The real idea is that you have an implicit model, specifically a normal distribution. The variance is one of the parameters of the normal distribution (the other being the mean).

A normal distribution is a good implicit model to choose - the central limit theorem and similar laws suggest that lots of other distributions will asymptotically approach it. But it's not always the right choice - e.g., it's a disaster when you have power law tails, or low frequency high amplitude noise.

could you give some examples or detail about power law tails?
So the CLT says the sum of random variables with rapidly decaying tails will approach a normal distribution. There are similar results showing that the sum of slowly decaying random variables approaches a stable distribution:

https://en.wikipedia.org/wiki/Stable_distribution

This makes the stable distribution the right answer under some circumstances.

For different test statistics (e.g. max drawdown), you've got similar fat tailed distributions, e.g. GEV:

https://en.wikipedia.org/wiki/Generalized_extreme_value_dist...

As an example of how you might use slowly decaying distributions, consider this example of Cauchy PCA:

http://arxiv.org/pdf/1412.6506v1.pdf

I'm working on an blog post explaining the use of fat tailed distributions for linear regression in a Bayesian context.

Right, I stopped short because I reached the point at which I'd have to Google to double check anything.

Yeah, you've invented the 'mean absolute deviation' (or 'average absolute deviation'), which might be better than variance or standard deviation (the square root of variance) in some circumstances. It's been debated for 100 years: http://www.leeds.ac.uk/educol/documents/00003759.htm

Part of the reason for using variance might be like you said, to give more weight to outliers.

Part of the reason variance and standard deviation might be more popular is because usually the spread of a set of data has a normal distribution. And there are all these formulas and calculations that were invented before computers that are easier to do with variance and standard deviation apparently. Manipulating equations with absolute values is trickier.

There are also some mental shortcuts you can take if you know the standard deviation of a set of data. If a car is rated 8 on average, then about 95% of all of the ratings are within 2 standard deviations of the mean. Thus, if you want to buy a car rated 8 on average and want to be 95% sure that the particular car you buy is at least a 7, check that the standard deviation of the ratings is less than 0.5. Probably not a great example. Imagine instead you are buying oranges that are 8 out of 10 quality-wise on average, and you want to be confident that 95% of the oranges are at least a 7, so that you don't have to throw out too many. See https://en.wikipedia.org/wiki/68%E2%80%9395%E2%80%9399.7_rul...

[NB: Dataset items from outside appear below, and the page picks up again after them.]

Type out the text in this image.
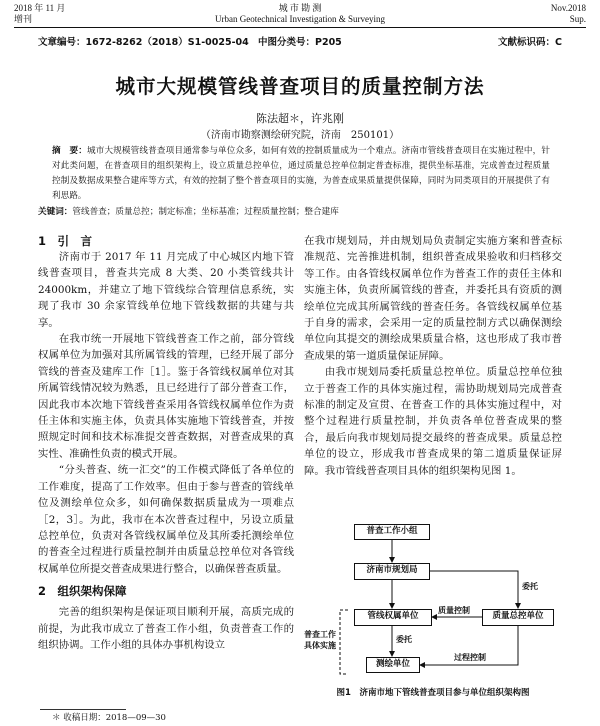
2018 年 11 月
增刊
城 市 勘 测
Urban Geotechnical Investigation & Surveying
Nov.2018
Sup.
文章编号：1672-8262（2018）S1-0025-04 中图分类号：P205	文献标识码：C
城市大规模管线普查项目的质量控制方法
陈法超＊，许兆刚
（济南市勘察测绘研究院，济南　250101）
摘　要：城市大规模管线普查项目通常参与单位众多，如何有效的控制质量成为一个难点。济南市管线普查项目在实施过程中，针对此类问题，在普查项目的组织架构上，设立质量总控单位，通过质量总控单位制定普查标准，提供坐标基准，完成普查过程质量控制及数据成果整合建库等方式，有效的控制了整个普查项目的实施，为普查成果质量提供保障，同时为同类项目的开展提供了有利思路。
关键词：管线普查；质量总控；制定标准；坐标基准；过程质量控制；整合建库
1　引　言

济南市于 2017 年 11 月完成了中心城区内地下管线普查项目，普查共完成 8 大类、20 小类管线共计 24000km，并建立了地下管线综合管理信息系统，实现了我市 30 余家管线单位地下管线数据的共建与共享。

在我市统一开展地下管线普查工作之前，部分管线权属单位为加强对其所属管线的管理，已经开展了部分管线的普查及建库工作［1］。鉴于各管线权属单位对其所属管线情况较为熟悉，且已经进行了部分普查工作，因此我市本次地下管线普查采用各管线权属单位作为责任主体和实施主体，负责具体实施地下管线普查，并按照规定时间和技术标准提交普查数据，对普查成果的真实性、准确性负责的模式开展。

“分头普查、统一汇交”的工作模式降低了各单位的工作难度，提高了工作效率。但由于参与普查的管线单位及测绘单位众多，如何确保数据质量成为一项难点［2，3］。为此，我市在本次普查过程中，另设立质量总控单位，负责对各管线权属单位及其所委托测绘单位的普查全过程进行质量控制并由质量总控单位对各管线权属单位所提交普查成果进行整合，以确保普查质量。

2　组织架构保障

完善的组织架构是保证项目顺利开展，高质完成的前提，为此我市成立了普查工作小组，负责普查工作的组织协调。工作小组的具体办事机构设立

在我市规划局，并由规划局负责制定实施方案和普查标准规范、完善推进机制，组织普查成果验收和归档移交等工作。由各管线权属单位作为普查工作的责任主体和实施主体，负责所属管线的普查，并委托具有资质的测绘单位完成其所属管线的普查任务。各管线权属单位基于自身的需求，会采用一定的质量控制方式以确保测绘单位向其提交的测绘成果质量合格，这也形成了我市普查成果的第一道质量保证屏障。

由我市规划局委托质量总控单位。质量总控单位独立于普查工作的具体实施过程，需协助规划局完成普查标准的制定及宣贯、在普查工作的具体实施过程中，对整个过程进行质量控制，并负责各单位普查成果的整合，最后向我市规划局提交最终的普查成果。质量总控单位的设立，形成我市普查成果的第二道质量保证屏障。我市管线普查项目具体的组织架构见图 1。

普查工作小组
济南市规划局
管线权属单位	质量总控单位
测绘单位
委托
委托
质量控制
过程控制
普查工作
具体实施
图1　济南市地下管线普查项目参与单位组织架构图
＊ 收稿日期：2018—09—30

I don't know, here are some other suggested reasons for using variance & standard deviation instead of absolute mean differences: https://stats.stackexchange.com/questions/118/why-square-the... https://www.quora.com/Why-do-we-square-instead-of-using-the-...

Variance is also tied into the central limit theorem:

http://blog.gembaacademy.com/2007/07/16/explaining-the-centr...

One interesting benefit of the square difference is that it's differentiable, while the absolute difference isn't, which can come in handy for some optimization problems.